Winning passage wasn't a major issue for Johnson; he was confirmed 78 to 16. But because of Reid's move, Johnson could go into the process knowing he didn't need a single Republican vote to be confirmed. If Johnson could be confident that he had at least 51 of the Senate's 55 Democratic votes -- he actually had all of them -- he didn't need to pay attention to Republicans at all.
And so he didn't.
During his confirmation process, when minority Republican lawmakers made routine requests for information -- the kind of requests a nominee would have wanted to satisfy in the past, just to avoid trouble -- Johnson had no worries.
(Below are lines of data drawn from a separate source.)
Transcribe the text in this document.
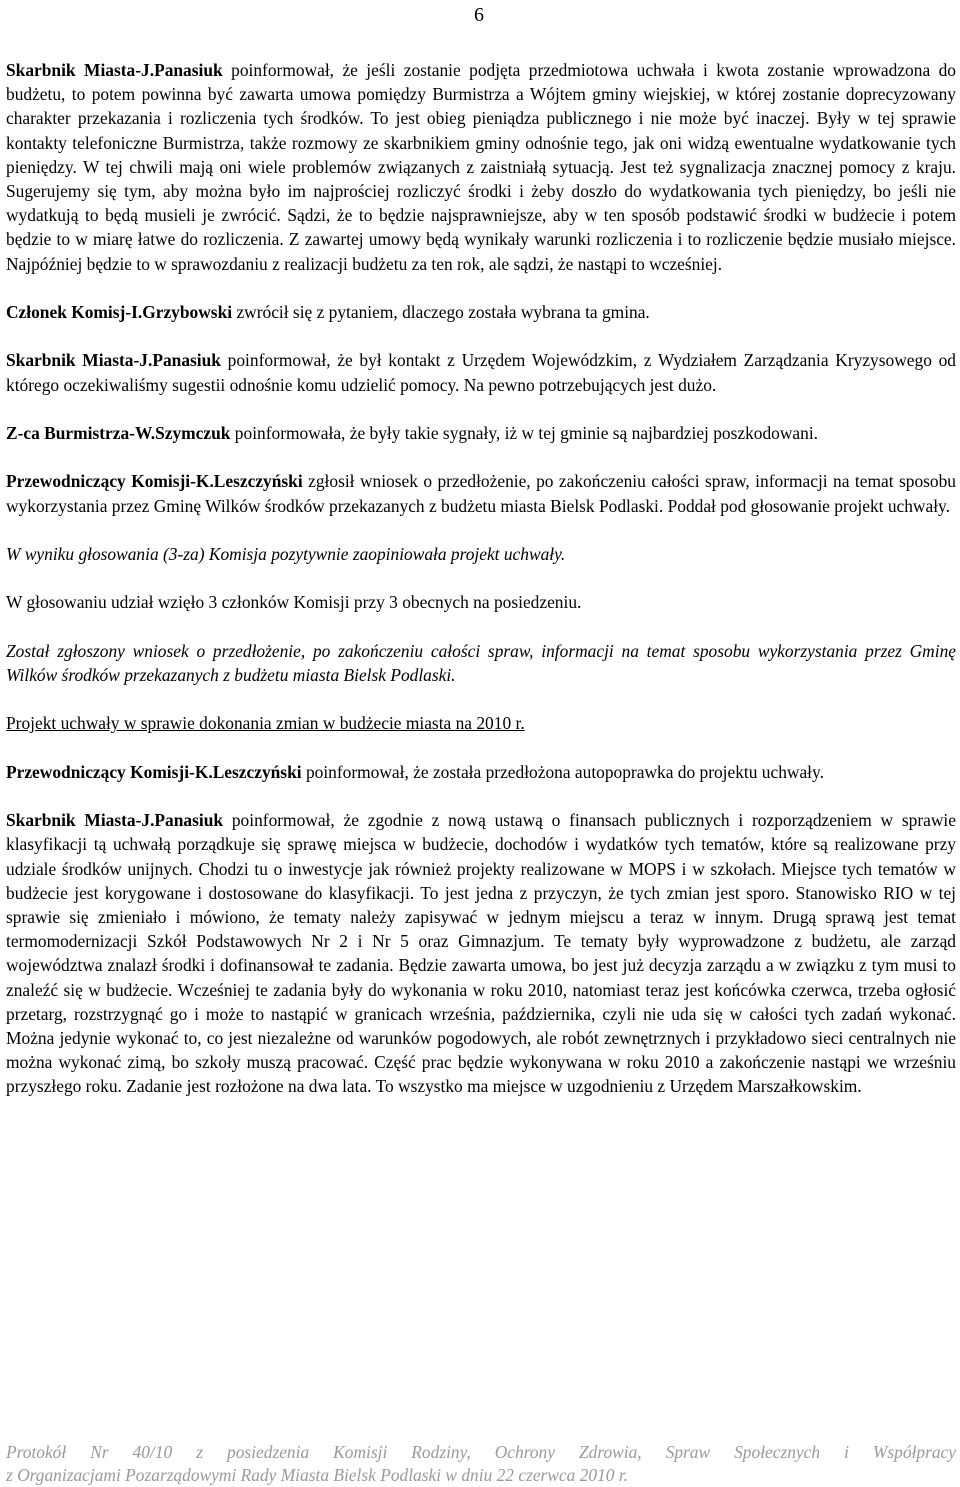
6

Skarbnik Miasta-J.Panasiuk poinformował, że jeśli zostanie podjęta przedmiotowa uchwała i kwota zostanie wprowadzona do budżetu, to potem powinna być zawarta umowa pomiędzy Burmistrza a Wójtem gminy wiejskiej, w której zostanie doprecyzowany charakter przekazania i rozliczenia tych środków. To jest obieg pieniądza publicznego i nie może być inaczej. Były w tej sprawie kontakty telefoniczne Burmistrza, także rozmowy ze skarbnikiem gminy odnośnie tego, jak oni widzą ewentualne wydatkowanie tych pieniędzy. W tej chwili mają oni wiele problemów związanych z zaistniałą sytuacją. Jest też sygnalizacja znacznej pomocy z kraju. Sugerujemy się tym, aby można było im najprościej rozliczyć środki i żeby doszło do wydatkowania tych pieniędzy, bo jeśli nie wydatkują to będą musieli je zwrócić. Sądzi, że to będzie najsprawniejsze, aby w ten sposób podstawić środki w budżecie i potem będzie to w miarę łatwe do rozliczenia. Z zawartej umowy będą wynikały warunki rozliczenia i to rozliczenie będzie musiało miejsce. Najpóźniej będzie to w sprawozdaniu z realizacji budżetu za ten rok, ale sądzi, że nastąpi to wcześniej.

Członek Komisj-I.Grzybowski zwrócił się z pytaniem, dlaczego została wybrana ta gmina.

Skarbnik Miasta-J.Panasiuk poinformował, że był kontakt z Urzędem Wojewódzkim, z Wydziałem Zarządzania Kryzysowego od którego oczekiwaliśmy sugestii odnośnie komu udzielić pomocy. Na pewno potrzebujących jest dużo.

Z-ca Burmistrza-W.Szymczuk poinformowała, że były takie sygnały, iż w tej gminie są najbardziej poszkodowani.

Przewodniczący Komisji-K.Leszczyński zgłosił wniosek o przedłożenie, po zakończeniu całości spraw, informacji na temat sposobu wykorzystania przez Gminę Wilków środków przekazanych z budżetu miasta Bielsk Podlaski. Poddał pod głosowanie projekt uchwały.

W wyniku głosowania (3-za) Komisja pozytywnie zaopiniowała projekt uchwały.

W głosowaniu udział wzięło 3 członków Komisji przy 3 obecnych na posiedzeniu.

Został zgłoszony wniosek o przedłożenie, po zakończeniu całości spraw, informacji na temat sposobu wykorzystania przez Gminę Wilków środków przekazanych z budżetu miasta Bielsk Podlaski.

Projekt uchwały w sprawie dokonania zmian w budżecie miasta na 2010 r.

Przewodniczący Komisji-K.Leszczyński poinformował, że została przedłożona autopoprawka do projektu uchwały.

Skarbnik Miasta-J.Panasiuk poinformował, że zgodnie z nową ustawą o finansach publicznych i rozporządzeniem w sprawie klasyfikacji tą uchwałą porządkuje się sprawę miejsca w budżecie, dochodów i wydatków tych tematów, które są realizowane przy udziale środków unijnych. Chodzi tu o inwestycje jak również projekty realizowane w MOPS i w szkołach. Miejsce tych tematów w budżecie jest korygowane i dostosowane do klasyfikacji. To jest jedna z przyczyn, że tych zmian jest sporo. Stanowisko RIO w tej sprawie się zmieniało i mówiono, że tematy należy zapisywać w jednym miejscu a teraz w innym. Drugą sprawą jest temat termomodernizacji Szkół Podstawowych Nr 2 i Nr 5 oraz Gimnazjum. Te tematy były wyprowadzone z budżetu, ale zarząd województwa znalazł środki i dofinansował te zadania. Będzie zawarta umowa, bo jest już decyzja zarządu a w związku z tym musi to znaleźć się w budżecie. Wcześniej te zadania były do wykonania w roku 2010, natomiast teraz jest końcówka czerwca, trzeba ogłosić przetarg, rozstrzygnąć go i może to nastąpić w granicach września, października, czyli nie uda się w całości tych zadań wykonać. Można jedynie wykonać to, co jest niezależne od warunków pogodowych, ale robót zewnętrznych i przykładowo sieci centralnych nie można wykonać zimą, bo szkoły muszą pracować. Część prac będzie wykonywana w roku 2010 a zakończenie nastąpi we wrześniu przyszłego roku. Zadanie jest rozłożone na dwa lata. To wszystko ma miejsce w uzgodnieniu z Urzędem Marszałkowskim.

Protokół Nr 40/10 z posiedzenia Komisji Rodziny, Ochrony Zdrowia, Spraw Społecznych i Współpracy
z Organizacjami Pozarządowymi Rady Miasta Bielsk Podlaski w dniu 22 czerwca 2010 r.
On Nov. 15, several Republican members of the Senate Judiciary Committee -- Charles Grassley, Orrin Hatch, Jeff Sessions, John Cornyn, Mike Lee, and Ted Cruz -- sent Johnson a list of more than 50 questions, most of them about immigration, that had not been answered during Johnson's confirmation hearing. "We appreciate your pledge of 'transparency and candor with Congress,'" the senators wrote, "and look forward to your prompt response."
In a Dec. 12 letter, Johnson essentially blew them off. "I note that your letter contains about 57 specific questions including subparts," Johnson wrote. "Respectfully, given that I am a nominee and private citizen, and not part of DHS, I am unable to respond to your letter question-by-question, but can instead provide you with my more general views, as they exist at this stage." In several pages of mostly boilerplate responses, Johnson said things like, "I support common-sense immigration reform" and "If comprehensive immigration reform is enacted, and if I am confirmed, a priority for me will be the effective implementation of that reform."
It should be noted that some of the questions sent to Johnson were quite detailed. Perhaps he could not have given specific answers to all of them. But the senators immediately knew Johnson's offer of "general views" was a brush-off.
"On Friday we received a letter that can only be described as insufficient," Sessions said on the floor of the Senate Monday. "[Johnson] refused to answer, really, straightly, a single question, providing [only] his -- quote -- 'more general views as they exist at this stage.' Now, what kind of commitment is that? I'm going to give you some of my 'more general views as they exist at this stage'? Is that the kind of response the United States Congress should expect from a man about to head this agency? I'm sure it's the kind of response the White House staff told him to give."
Sessions does not believe the Johnson episode will be the last such treatment of minority lawmakers. To the Alabama Republican, it's an inevitable by-product of Reid's nuclear option gambit. "Now that President Obama, Majority Leader Reid, and the leftist interest groups have decided and successfully nullified the Senate's constitutional right of advice and consent," Sessions said, "why should any nominee be responsive to questions on any topic, let alone controversial ones like, 'Will you enforce the immigration laws of America?'"
There is much talk these days about how Republicans will take their revenge for Reid's action. GOP lawmakers have slowed down the Senate on a few days and will probably do so again. But that is a minor consequence of Reid's decision. If in the future Republicans win the White House and the Senate, Democrats can forget about having any of their concerns about nominees aired, beyond asking a few questions at confirmation hearings. If they want to delve into a particular issue, they can ask all the questions they want -- and expect nothing more than a stock expression of "general views."
From January 2003 until January 2007, when the GOP controlled the White House and Senate, Democrats did everything they could to slow or stop several of George W. Bush's nominees. They delayed, they filibustered, they piled on questions. They certainly thought their questions were legitimate. But now, with Reid's action, that's all in the past. Future Republican nominees will no doubt feel free to ignore Democratic concerns, just like Jeh Johnson ignored the GOP.